Można posądzić tę książkę o pewną schematyczność. Dziewczyna nie lubi nowego chłopaka, który jest raczej z tych niegrzecznych, a później się w nim zakochuje. No cóż... Na szczęście to tylko początek, bo na tą książkę składa się dużo więcej subtelnych sytuacji, które sprawiają, że jest wyjątkowa.
Ogólnie fabuła mnie zainteresowała. Szczególnie wszystko, co było związane z relacjami Kamili z jej mamą oraz tym, co dotyczyło Kacpra i jego życia. Wszystko bardzo fajnie razem współgra. Narracja z punktu widzenia Kamili jest ciekawa, ale miałam wrażenie, że jest za mało takich osobistych przemyśleń, tych nieco głębszych.
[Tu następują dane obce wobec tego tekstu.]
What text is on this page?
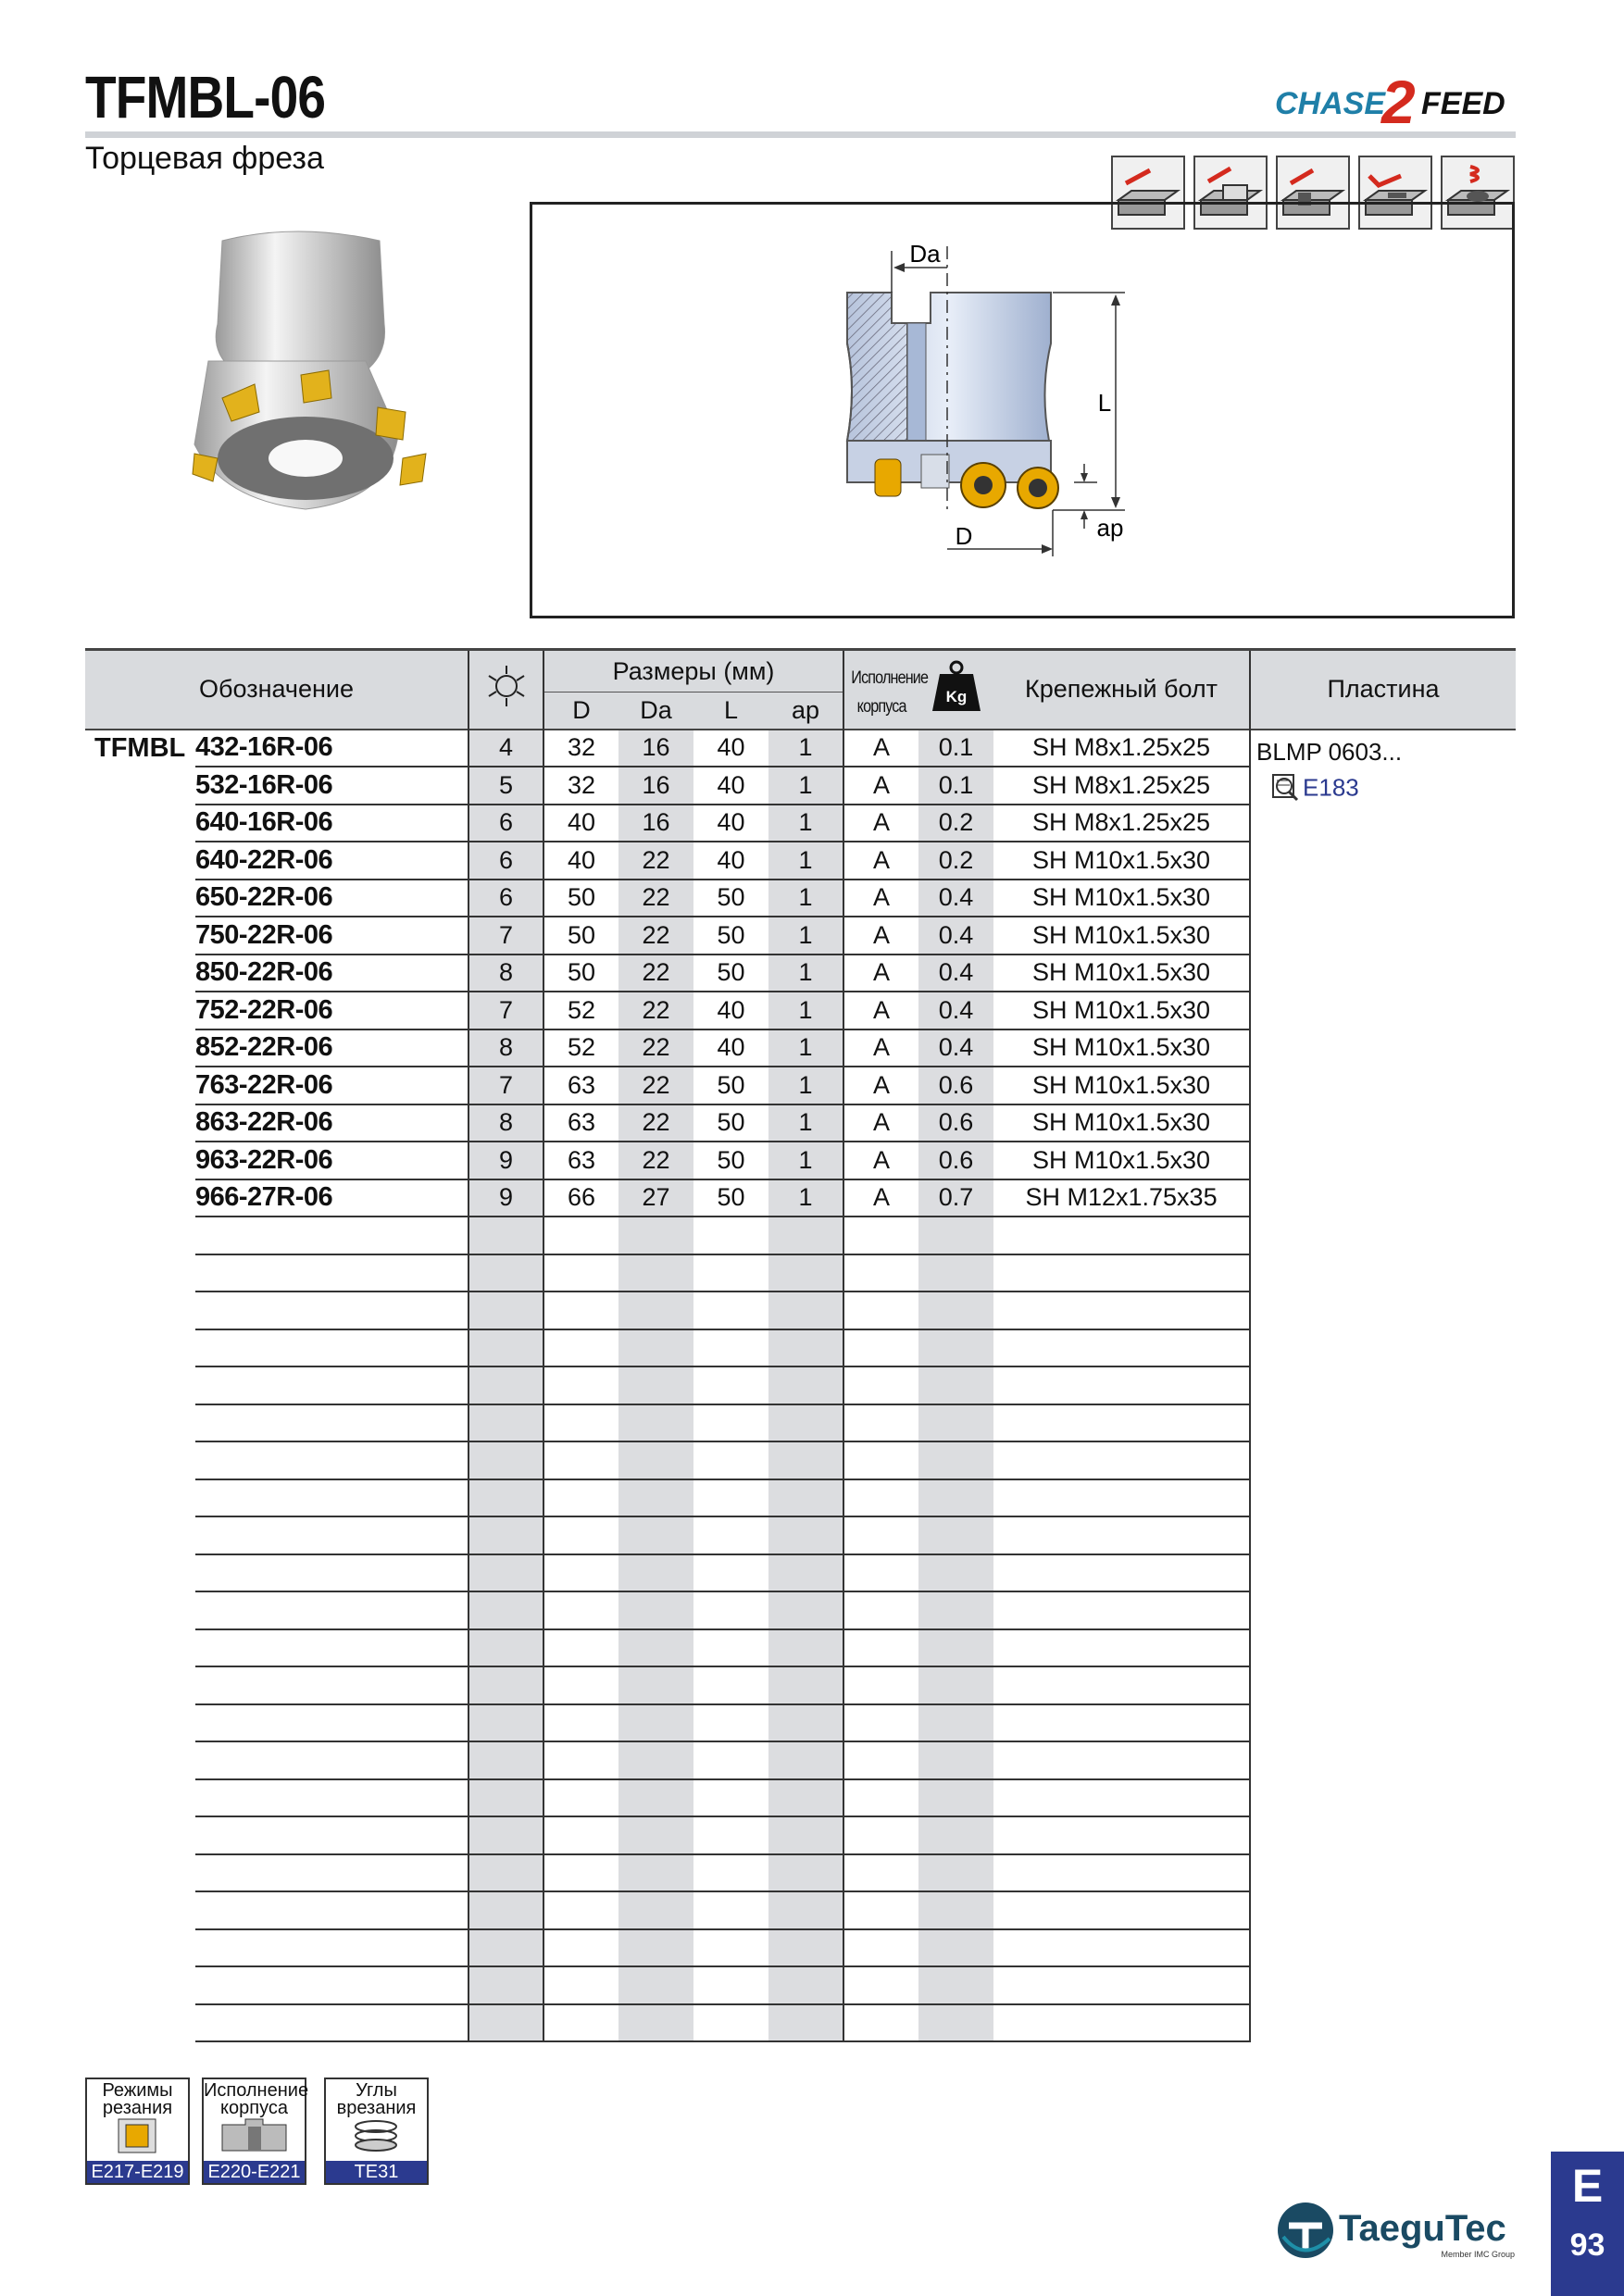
TFMBL-06
Торцевая фреза
CHASE
2 FEED
Da
L
ap
D
Обозначение			Размеры (мм)				Исполнение
корпуса	Kg	Крепежный болт	Пластина
			D	Da	L	ap				
TFMBL	432-16R-06	4	32	16	40	1	A	0.1	SH M8x1.25x25	BLMP 0603...
E183

	532-16R-06	5	32	16	40	1	A	0.1	SH M8x1.25x25	
	640-16R-06	6	40	16	40	1	A	0.2	SH M8x1.25x25	
	640-22R-06	6	40	22	40	1	A	0.2	SH M10x1.5x30	
	650-22R-06	6	50	22	50	1	A	0.4	SH M10x1.5x30	
	750-22R-06	7	50	22	50	1	A	0.4	SH M10x1.5x30	
	850-22R-06	8	50	22	50	1	A	0.4	SH M10x1.5x30	
	752-22R-06	7	52	22	40	1	A	0.4	SH M10x1.5x30	
	852-22R-06	8	52	22	40	1	A	0.4	SH M10x1.5x30	
	763-22R-06	7	63	22	50	1	A	0.6	SH M10x1.5x30	
	863-22R-06	8	63	22	50	1	A	0.6	SH M10x1.5x30	
	963-22R-06	9	63	22	50	1	A	0.6	SH M10x1.5x30	
	966-27R-06	9	66	27	50	1	A	0.7	SH M12x1.75x35	

Режимы
резания
E217-E219
Исполнение
корпуса
E220-E221
Углы
врезания
TE31
TaeguTec
Member IMC Group
E
93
Bohaterów uważam za dobrze wykreowanych. W szczególności Kacpra, o którym dostajemy trochę informacji, ale jednak okazuje się, że historia tego bohatera jest dużo bardziej rozbudowana, głębsza niż się wydaje na początku. Każdy inny tajemniczy badboy przy nim wymięka, bo w tamtych książkach okazują się dobrymi chłopcami, których złe poczynania były wyolbrzymione i jeszcze gorzej odebrane przez ludzi, dlatego dostali takie a nie inne łatki. A tutaj? Im bliżej Kacpra poznajemy, tym mniej o nim wiemy i wszystko staje się jeszcze bardziej niejasne.
Kamila jest dość silna. To pierwsze co mi przychodzi na myśl, bo mimo wielu przeciwności i poczucia osamotnienia, zawsze stara się sobie radzić. Czuć, że wie, że może liczyć tylko na siebie. Ma pewne problemy z zaufaniem, które stopniowo przezwycięża i zaczyna się otwierać.
I teraz muszę przejść do największego minusa w tej książce. Mam wrażenie, że relacje między bohaterami są niedopracowane, płytkie. Jakby brakowało w nich uczuć bohaterów. Może właśnie to jest problemem i dlatego wszystkie późniejsze zmiany w relacjach Kamili z matką i szkolnymi koleżankami wydają się wymuszone. Z jednej strony są logiczne, ale z drugiej za mało jest to rozbudowane, aby nie wydało się to sztuczne.
Przez to też książka nie wzbudzała we mnie tak wielu emocji, jak mogła. Głównie powodowała chwilowe uśmiechy, ale nie szokowała i nie wbijała w fotel, a szkoda, bo miała do tego predyspozycje.
Styl pisania autorki jest bardzo lekki. Książkę można pochłonąć w jeden wieczór, przez co mogę powiedzieć, że jest idealna na zimowe wieczory. To taka książka, przy której można się zrelaksować z kubkiem ulubionego gorącego napoju pod kocem. Zdecydowanie ja Wam polecam, bo każdy może w niej znaleźć coś dla siebie, mimo że jest tak niedługa.
Ciekawa recenzja, ale to już zdecydowanie nie mój target wiekowy. 😊
OdpowiedzUsuńLubię takie książki! Zapiszę sobie ten tytuł i może kiedyś przeczytam :D
OdpowiedzUsuńSuper kolejna książka do kolekcji na zimowe wieczory :D U mnie także pojawiła się recenzja książki także zapraszam do czytania :)
OdpowiedzUsuńby-tala.blogspot.com
Ja nie mam zbytnio czasu na książki, ale czytając takie recenzje mam bardzo ochotę znaleźć go więcej.
OdpowiedzUsuńPozdrawiam,
http://klaudia-kowalczyk.blogspot.com/
Lubię książki w tym stylu i jestem ciekawa jak przedstawione są te problemy nastolatków. W wolnej chwili zainteresuję się tą książkę.